The US Financial Accounting Standards Board
(FASB) has updated and revised the rules for repurchase agreements
or Repos, indentified as one of the reasons which lead to the
collapse of Lehman Brothers.
The updated Transfers and Servicing (Topic
860): Reconsideration of Effective Control for Repurchase
Agreements standard aims to improve the accounting for repo
transactions by removing from the assessment of effective control
the criterion requiring the transferor to have the ability to
repurchase or redeem the financial assets, as well as
implementation guidance related to that criterion.

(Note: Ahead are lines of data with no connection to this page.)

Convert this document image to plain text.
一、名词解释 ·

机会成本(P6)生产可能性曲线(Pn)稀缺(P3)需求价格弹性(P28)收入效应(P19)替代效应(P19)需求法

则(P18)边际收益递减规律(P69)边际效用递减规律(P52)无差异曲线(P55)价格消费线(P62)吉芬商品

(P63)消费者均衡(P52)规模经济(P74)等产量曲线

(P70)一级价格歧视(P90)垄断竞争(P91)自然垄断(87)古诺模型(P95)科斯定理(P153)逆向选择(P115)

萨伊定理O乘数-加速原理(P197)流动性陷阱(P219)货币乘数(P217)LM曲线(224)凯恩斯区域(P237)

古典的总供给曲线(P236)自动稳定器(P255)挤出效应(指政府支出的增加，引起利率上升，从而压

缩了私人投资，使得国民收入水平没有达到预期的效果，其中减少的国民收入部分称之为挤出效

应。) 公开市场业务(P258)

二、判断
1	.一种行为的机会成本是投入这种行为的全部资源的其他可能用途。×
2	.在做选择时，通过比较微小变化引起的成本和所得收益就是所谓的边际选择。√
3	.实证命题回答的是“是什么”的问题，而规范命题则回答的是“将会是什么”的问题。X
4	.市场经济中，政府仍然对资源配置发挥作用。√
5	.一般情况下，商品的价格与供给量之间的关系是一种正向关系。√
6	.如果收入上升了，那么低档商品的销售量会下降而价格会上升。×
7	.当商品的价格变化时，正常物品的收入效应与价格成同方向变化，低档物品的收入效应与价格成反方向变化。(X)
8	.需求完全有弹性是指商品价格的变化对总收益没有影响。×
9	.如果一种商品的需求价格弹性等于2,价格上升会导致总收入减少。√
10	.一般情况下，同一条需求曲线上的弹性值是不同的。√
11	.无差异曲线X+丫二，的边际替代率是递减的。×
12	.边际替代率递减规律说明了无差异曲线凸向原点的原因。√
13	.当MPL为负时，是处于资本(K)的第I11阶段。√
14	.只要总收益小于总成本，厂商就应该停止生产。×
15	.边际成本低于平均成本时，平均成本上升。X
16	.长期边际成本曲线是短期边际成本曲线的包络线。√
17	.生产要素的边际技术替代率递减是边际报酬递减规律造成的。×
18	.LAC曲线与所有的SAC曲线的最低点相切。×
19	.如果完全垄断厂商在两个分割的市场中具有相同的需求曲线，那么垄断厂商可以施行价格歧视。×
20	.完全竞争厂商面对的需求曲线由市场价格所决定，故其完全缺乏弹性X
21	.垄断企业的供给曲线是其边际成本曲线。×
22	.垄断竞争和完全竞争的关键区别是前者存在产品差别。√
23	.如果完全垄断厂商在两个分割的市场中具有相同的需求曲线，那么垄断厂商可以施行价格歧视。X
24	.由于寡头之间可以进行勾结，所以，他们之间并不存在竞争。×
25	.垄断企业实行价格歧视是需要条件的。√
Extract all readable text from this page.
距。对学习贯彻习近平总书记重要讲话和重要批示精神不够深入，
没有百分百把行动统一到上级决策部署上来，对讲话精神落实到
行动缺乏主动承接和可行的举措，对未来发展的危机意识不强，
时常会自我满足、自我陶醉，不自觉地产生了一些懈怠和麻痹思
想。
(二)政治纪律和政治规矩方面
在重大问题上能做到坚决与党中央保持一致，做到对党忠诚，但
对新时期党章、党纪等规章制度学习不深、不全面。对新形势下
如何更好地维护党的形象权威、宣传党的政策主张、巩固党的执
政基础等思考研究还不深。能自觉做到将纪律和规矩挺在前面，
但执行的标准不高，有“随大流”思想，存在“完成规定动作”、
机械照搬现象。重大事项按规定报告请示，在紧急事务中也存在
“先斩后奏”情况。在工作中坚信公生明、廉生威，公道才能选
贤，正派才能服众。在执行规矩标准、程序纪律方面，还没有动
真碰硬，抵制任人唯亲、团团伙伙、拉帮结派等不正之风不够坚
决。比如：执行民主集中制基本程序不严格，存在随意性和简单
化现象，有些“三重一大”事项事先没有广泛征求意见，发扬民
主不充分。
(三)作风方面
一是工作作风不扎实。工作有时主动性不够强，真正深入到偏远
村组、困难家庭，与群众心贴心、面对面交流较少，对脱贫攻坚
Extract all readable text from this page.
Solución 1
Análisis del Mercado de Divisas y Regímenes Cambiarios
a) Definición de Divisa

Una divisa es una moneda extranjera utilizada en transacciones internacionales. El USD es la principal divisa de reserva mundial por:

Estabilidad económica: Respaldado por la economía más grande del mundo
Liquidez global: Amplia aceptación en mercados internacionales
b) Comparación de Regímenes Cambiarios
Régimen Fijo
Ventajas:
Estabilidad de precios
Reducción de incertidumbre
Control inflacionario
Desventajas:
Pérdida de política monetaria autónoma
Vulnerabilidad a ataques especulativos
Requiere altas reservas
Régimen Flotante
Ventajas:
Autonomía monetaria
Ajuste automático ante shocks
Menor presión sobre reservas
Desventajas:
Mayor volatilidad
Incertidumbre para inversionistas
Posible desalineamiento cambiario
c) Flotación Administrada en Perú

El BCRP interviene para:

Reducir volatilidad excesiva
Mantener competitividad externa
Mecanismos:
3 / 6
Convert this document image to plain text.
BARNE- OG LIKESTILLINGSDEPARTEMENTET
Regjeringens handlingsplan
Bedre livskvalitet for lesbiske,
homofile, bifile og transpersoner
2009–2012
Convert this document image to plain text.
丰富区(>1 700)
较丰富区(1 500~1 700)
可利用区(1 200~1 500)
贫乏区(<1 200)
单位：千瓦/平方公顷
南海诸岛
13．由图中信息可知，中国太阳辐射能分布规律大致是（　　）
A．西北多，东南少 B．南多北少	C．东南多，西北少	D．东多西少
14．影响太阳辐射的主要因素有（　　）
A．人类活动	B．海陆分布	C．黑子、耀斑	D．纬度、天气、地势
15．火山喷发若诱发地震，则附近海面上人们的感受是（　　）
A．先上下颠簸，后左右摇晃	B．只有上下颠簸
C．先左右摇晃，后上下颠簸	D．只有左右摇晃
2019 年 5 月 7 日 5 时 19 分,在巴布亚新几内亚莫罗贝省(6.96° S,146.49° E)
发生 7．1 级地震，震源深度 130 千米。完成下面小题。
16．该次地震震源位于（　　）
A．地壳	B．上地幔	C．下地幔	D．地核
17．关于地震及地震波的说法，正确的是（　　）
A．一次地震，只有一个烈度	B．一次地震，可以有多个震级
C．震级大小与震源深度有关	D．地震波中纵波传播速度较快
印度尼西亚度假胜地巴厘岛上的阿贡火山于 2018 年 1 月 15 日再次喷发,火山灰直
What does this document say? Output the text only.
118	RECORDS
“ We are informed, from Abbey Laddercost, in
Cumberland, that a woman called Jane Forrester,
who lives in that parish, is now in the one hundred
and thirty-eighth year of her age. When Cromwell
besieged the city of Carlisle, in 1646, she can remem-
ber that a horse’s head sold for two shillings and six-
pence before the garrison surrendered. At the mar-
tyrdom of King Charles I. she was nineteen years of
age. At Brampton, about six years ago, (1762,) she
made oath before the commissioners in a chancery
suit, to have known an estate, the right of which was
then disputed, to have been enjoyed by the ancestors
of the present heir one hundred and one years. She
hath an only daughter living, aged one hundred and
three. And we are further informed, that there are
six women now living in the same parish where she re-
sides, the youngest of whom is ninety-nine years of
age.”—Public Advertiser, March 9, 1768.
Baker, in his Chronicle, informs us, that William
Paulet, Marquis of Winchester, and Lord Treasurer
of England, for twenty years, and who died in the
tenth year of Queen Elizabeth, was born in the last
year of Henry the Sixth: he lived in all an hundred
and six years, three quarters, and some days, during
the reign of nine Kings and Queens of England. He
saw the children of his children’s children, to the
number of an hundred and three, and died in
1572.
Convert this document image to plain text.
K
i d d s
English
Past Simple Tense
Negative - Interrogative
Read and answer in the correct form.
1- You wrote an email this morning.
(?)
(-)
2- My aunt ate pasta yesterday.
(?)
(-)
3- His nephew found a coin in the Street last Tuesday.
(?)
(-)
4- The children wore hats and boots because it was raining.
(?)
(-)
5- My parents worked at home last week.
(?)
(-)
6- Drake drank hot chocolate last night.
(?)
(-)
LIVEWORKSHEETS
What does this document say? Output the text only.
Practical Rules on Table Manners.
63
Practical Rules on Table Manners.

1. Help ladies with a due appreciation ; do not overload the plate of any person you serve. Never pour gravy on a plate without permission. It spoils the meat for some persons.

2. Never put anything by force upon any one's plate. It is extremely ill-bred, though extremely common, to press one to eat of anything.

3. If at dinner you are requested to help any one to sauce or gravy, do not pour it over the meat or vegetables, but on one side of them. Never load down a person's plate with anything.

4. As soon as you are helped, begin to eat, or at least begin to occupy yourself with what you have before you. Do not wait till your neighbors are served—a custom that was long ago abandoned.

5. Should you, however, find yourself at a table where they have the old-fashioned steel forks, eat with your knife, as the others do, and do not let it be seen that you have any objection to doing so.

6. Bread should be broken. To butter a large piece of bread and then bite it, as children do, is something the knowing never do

FASB chairman Leslie Seidman said the FASB
revisited its standards on transfers and servicing to respond to
concerns from financial statement users who felt the criteria for
determining effective control for such transactions should be
“The new guidance improves transparency by
eliminating consideration of the transferor’s ability to fulfill
its contractual rights and obligations from the criteria in
determining effective control,” Seidman added.
In December the New York Attorney General
filed a lawsuit against Lehman Brothers auditors Ernst & Young,
with allegations of misconduct involving the use of Repo 105.
The Repo 105 misconduct was first exposed in
early 2010 when US court appointed investigator alleged that Lehman
Brothers used the Repo 105 accounting trick to allow the bank to
temporarily move $36bn off its balance sheet in August 2007 and
$50billion in the second quarter of 2008.